A common requirement in motor drive analysis is an ability to look at the motor response over time to monitor the DUT’s behavior when accelerating and under varying load conditions. These dynamic measurements will help you understand the interdependency between parameters such as voltage, current, power and frequency under different conditions. The IMDA software offers two types of trend plots in the Power Quality measurement group to conduct this analysis:
Each type of plot has its advantages and can be used to plot the supported sub-measurements within the Power Quality measurement group. The plots can be saved as a CSV file for post-processing.
The time trend plot shows the measured value for each waveform cycle over a single acquisition. This is useful for examining and correlating detailed, short-term variations in measurements.

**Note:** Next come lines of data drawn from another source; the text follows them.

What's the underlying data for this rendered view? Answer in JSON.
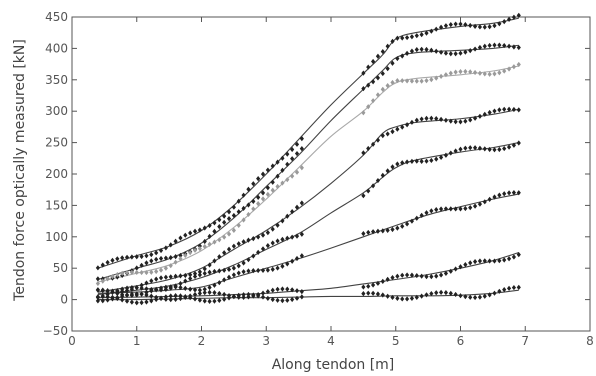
{
  "chart_data": {
    "type": "scatter",
    "title": "",
    "xlabel": "Along tendon [m]",
    "ylabel": "Tendon force optically measured [kN]",
    "xlim": [
      0,
      8
    ],
    "ylim": [
      -50,
      450
    ],
    "xticks": [
      0,
      1,
      2,
      3,
      4,
      5,
      6,
      7,
      8
    ],
    "xtick_labels": [
      "0",
      "1",
      "2",
      "3",
      "4",
      "5",
      "6",
      "7",
      "8"
    ],
    "yticks": [
      -50,
      0,
      50,
      100,
      150,
      200,
      250,
      300,
      350,
      400,
      450
    ],
    "ytick_labels": [
      "−50",
      "0",
      "50",
      "100",
      "150",
      "200",
      "250",
      "300",
      "350",
      "400",
      "450"
    ],
    "grid": false,
    "legend": "none",
    "colors": {
      "dark": "#222222",
      "gray": "#9a9a9a",
      "axis": "#555555"
    },
    "measured_ranges_m": [
      [
        0.4,
        3.6
      ],
      [
        4.5,
        6.9
      ]
    ],
    "series": [
      {
        "color": "#222222",
        "values": [
          [
            0.4,
            50
          ],
          [
            1.0,
            70
          ],
          [
            1.5,
            85
          ],
          [
            2.0,
            110
          ],
          [
            2.5,
            150
          ],
          [
            3.0,
            200
          ],
          [
            3.5,
            255
          ],
          [
            4.0,
            310
          ],
          [
            4.5,
            360
          ],
          [
            4.8,
            390
          ],
          [
            5.0,
            415
          ],
          [
            5.3,
            425
          ],
          [
            6.0,
            435
          ],
          [
            6.5,
            440
          ],
          [
            6.9,
            448
          ]
        ]
      },
      {
        "color": "#222222",
        "values": [
          [
            0.4,
            32
          ],
          [
            1.0,
            50
          ],
          [
            1.5,
            65
          ],
          [
            2.0,
            90
          ],
          [
            2.5,
            130
          ],
          [
            3.0,
            180
          ],
          [
            3.5,
            230
          ],
          [
            4.0,
            285
          ],
          [
            4.5,
            335
          ],
          [
            4.8,
            365
          ],
          [
            5.0,
            385
          ],
          [
            5.3,
            393
          ],
          [
            6.0,
            397
          ],
          [
            6.5,
            400
          ],
          [
            6.9,
            405
          ]
        ]
      },
      {
        "color": "#9a9a9a",
        "values": [
          [
            0.4,
            28
          ],
          [
            1.0,
            42
          ],
          [
            1.5,
            55
          ],
          [
            2.0,
            78
          ],
          [
            2.5,
            115
          ],
          [
            3.0,
            160
          ],
          [
            3.5,
            210
          ],
          [
            4.0,
            260
          ],
          [
            4.5,
            300
          ],
          [
            4.8,
            330
          ],
          [
            5.0,
            345
          ],
          [
            5.3,
            352
          ],
          [
            6.0,
            358
          ],
          [
            6.5,
            364
          ],
          [
            6.9,
            372
          ]
        ]
      },
      {
        "color": "#222222",
        "values": [
          [
            0.4,
            12
          ],
          [
            1.0,
            22
          ],
          [
            1.5,
            32
          ],
          [
            2.0,
            50
          ],
          [
            2.5,
            80
          ],
          [
            3.0,
            110
          ],
          [
            3.5,
            145
          ],
          [
            4.0,
            185
          ],
          [
            4.5,
            230
          ],
          [
            4.8,
            265
          ],
          [
            5.0,
            275
          ],
          [
            5.3,
            282
          ],
          [
            6.0,
            288
          ],
          [
            6.5,
            295
          ],
          [
            6.9,
            303
          ]
        ]
      },
      {
        "color": "#222222",
        "values": [
          [
            0.4,
            8
          ],
          [
            1.0,
            15
          ],
          [
            1.5,
            22
          ],
          [
            2.0,
            35
          ],
          [
            2.5,
            55
          ],
          [
            3.0,
            80
          ],
          [
            3.5,
            105
          ],
          [
            4.0,
            138
          ],
          [
            4.5,
            170
          ],
          [
            4.8,
            195
          ],
          [
            5.0,
            210
          ],
          [
            5.3,
            222
          ],
          [
            6.0,
            235
          ],
          [
            6.5,
            242
          ],
          [
            6.9,
            250
          ]
        ]
      },
      {
        "color": "#222222",
        "values": [
          [
            0.4,
            10
          ],
          [
            1.0,
            12
          ],
          [
            1.5,
            15
          ],
          [
            2.0,
            20
          ],
          [
            2.5,
            35
          ],
          [
            3.0,
            50
          ],
          [
            3.5,
            65
          ],
          [
            4.0,
            82
          ],
          [
            4.5,
            100
          ],
          [
            5.0,
            118
          ],
          [
            5.5,
            135
          ],
          [
            6.0,
            148
          ],
          [
            6.5,
            160
          ],
          [
            6.9,
            168
          ]
        ]
      },
      {
        "color": "#222222",
        "values": [
          [
            0.4,
            3
          ],
          [
            1.0,
            4
          ],
          [
            1.5,
            5
          ],
          [
            2.0,
            6
          ],
          [
            2.5,
            8
          ],
          [
            3.0,
            10
          ],
          [
            3.5,
            14
          ],
          [
            4.0,
            18
          ],
          [
            4.5,
            25
          ],
          [
            5.0,
            32
          ],
          [
            5.5,
            40
          ],
          [
            6.0,
            50
          ],
          [
            6.5,
            62
          ],
          [
            6.9,
            75
          ]
        ]
      },
      {
        "color": "#222222",
        "values": [
          [
            0.4,
            0
          ],
          [
            1.0,
            0
          ],
          [
            1.5,
            1
          ],
          [
            2.0,
            2
          ],
          [
            2.5,
            3
          ],
          [
            3.0,
            3
          ],
          [
            3.5,
            4
          ],
          [
            4.0,
            5
          ],
          [
            4.5,
            5
          ],
          [
            5.0,
            6
          ],
          [
            5.5,
            6
          ],
          [
            6.0,
            7
          ],
          [
            6.5,
            10
          ],
          [
            6.9,
            15
          ]
        ]
      }
    ]
  }
}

Acquisition trend plots record a single mean measurement value for each acquisition. This makes them useful for longer-term analysis. You can specify the test duration by setting an acquisition during the test configuration. The plots can be saved as a CSV file for post-processing. Time values are available when plot data is saved as a CSV file.
Dynamic load control is important for 3-phase induction motors and other electric motors as well. Acquisition trend plots make it possible to observe measurements during acceleration, at constant speed and during deceleration.

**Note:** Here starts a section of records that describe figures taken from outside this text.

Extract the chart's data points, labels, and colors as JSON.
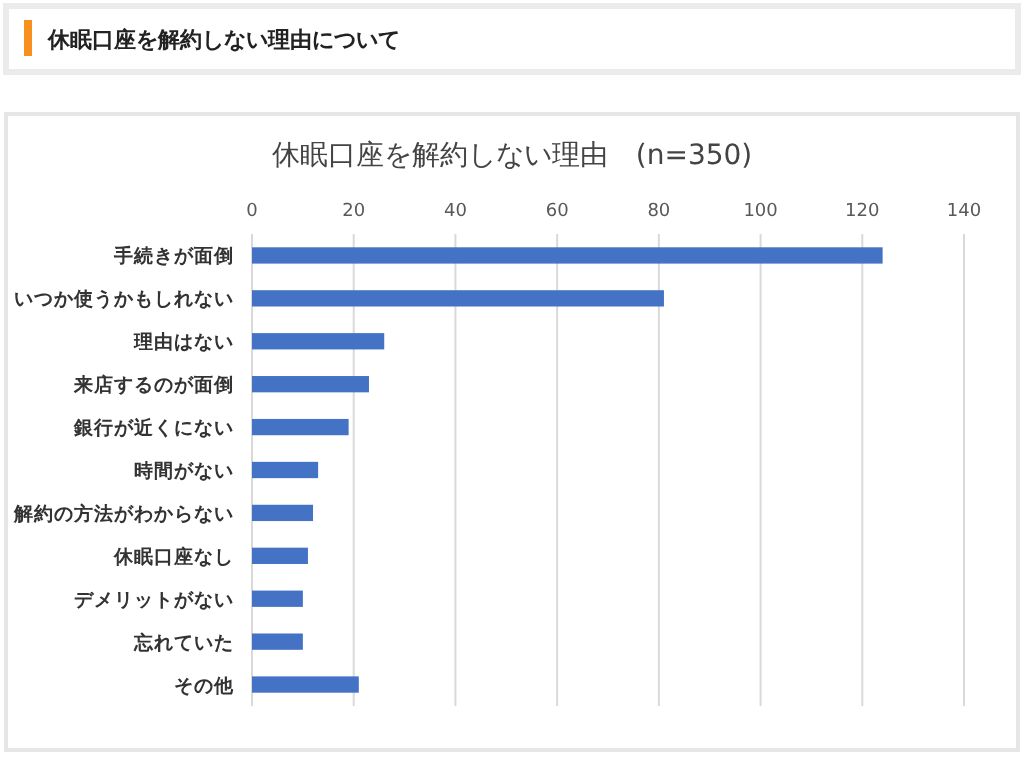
{
  "chart_data": {
    "type": "bar",
    "orientation": "horizontal",
    "title": "休眠口座を解約しない理由について",
    "subtitle": "休眠口座を解約しない理由　(n=350)",
    "categories": [
      "手続きが面倒",
      "いつか使うかもしれない",
      "理由はない",
      "来店するのが面倒",
      "銀行が近くにない",
      "時間がない",
      "解約の方法がわからない",
      "休眠口座なし",
      "デメリットがない",
      "忘れていた",
      "その他"
    ],
    "values": [
      124,
      81,
      26,
      23,
      19,
      13,
      12,
      11,
      10,
      10,
      21
    ],
    "color": "#4472c4",
    "xlim": [
      0,
      140
    ],
    "xticks": [
      0,
      20,
      40,
      60,
      80,
      100,
      120,
      140
    ],
    "grid": "x"
  }
}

Making measurements on 3-phase motor drives presents challenges due to the connections that must be made, the complexity of waveforms and the daunting amount of math. IMDA software on Tektronix 5/6 Series MSO oscilloscopes greatly facilitates these measurements, providing power analyzer measurements with the benefits of the high-speed sampling systems and visualizations of real-time oscilloscopes.
With oscilloscopes, 3-phase motor drive designers can perform analysis under both static and dynamic operating conditions, observing both electrical and mechanical parameters for a thorough understanding drive performance. The sampling and processing power in the 5 and 6 Series MSOs enable capabilities such as DQ0 measurements that enable one to see deep inside control systems. These capabilities are not currently achievable with power analyzers.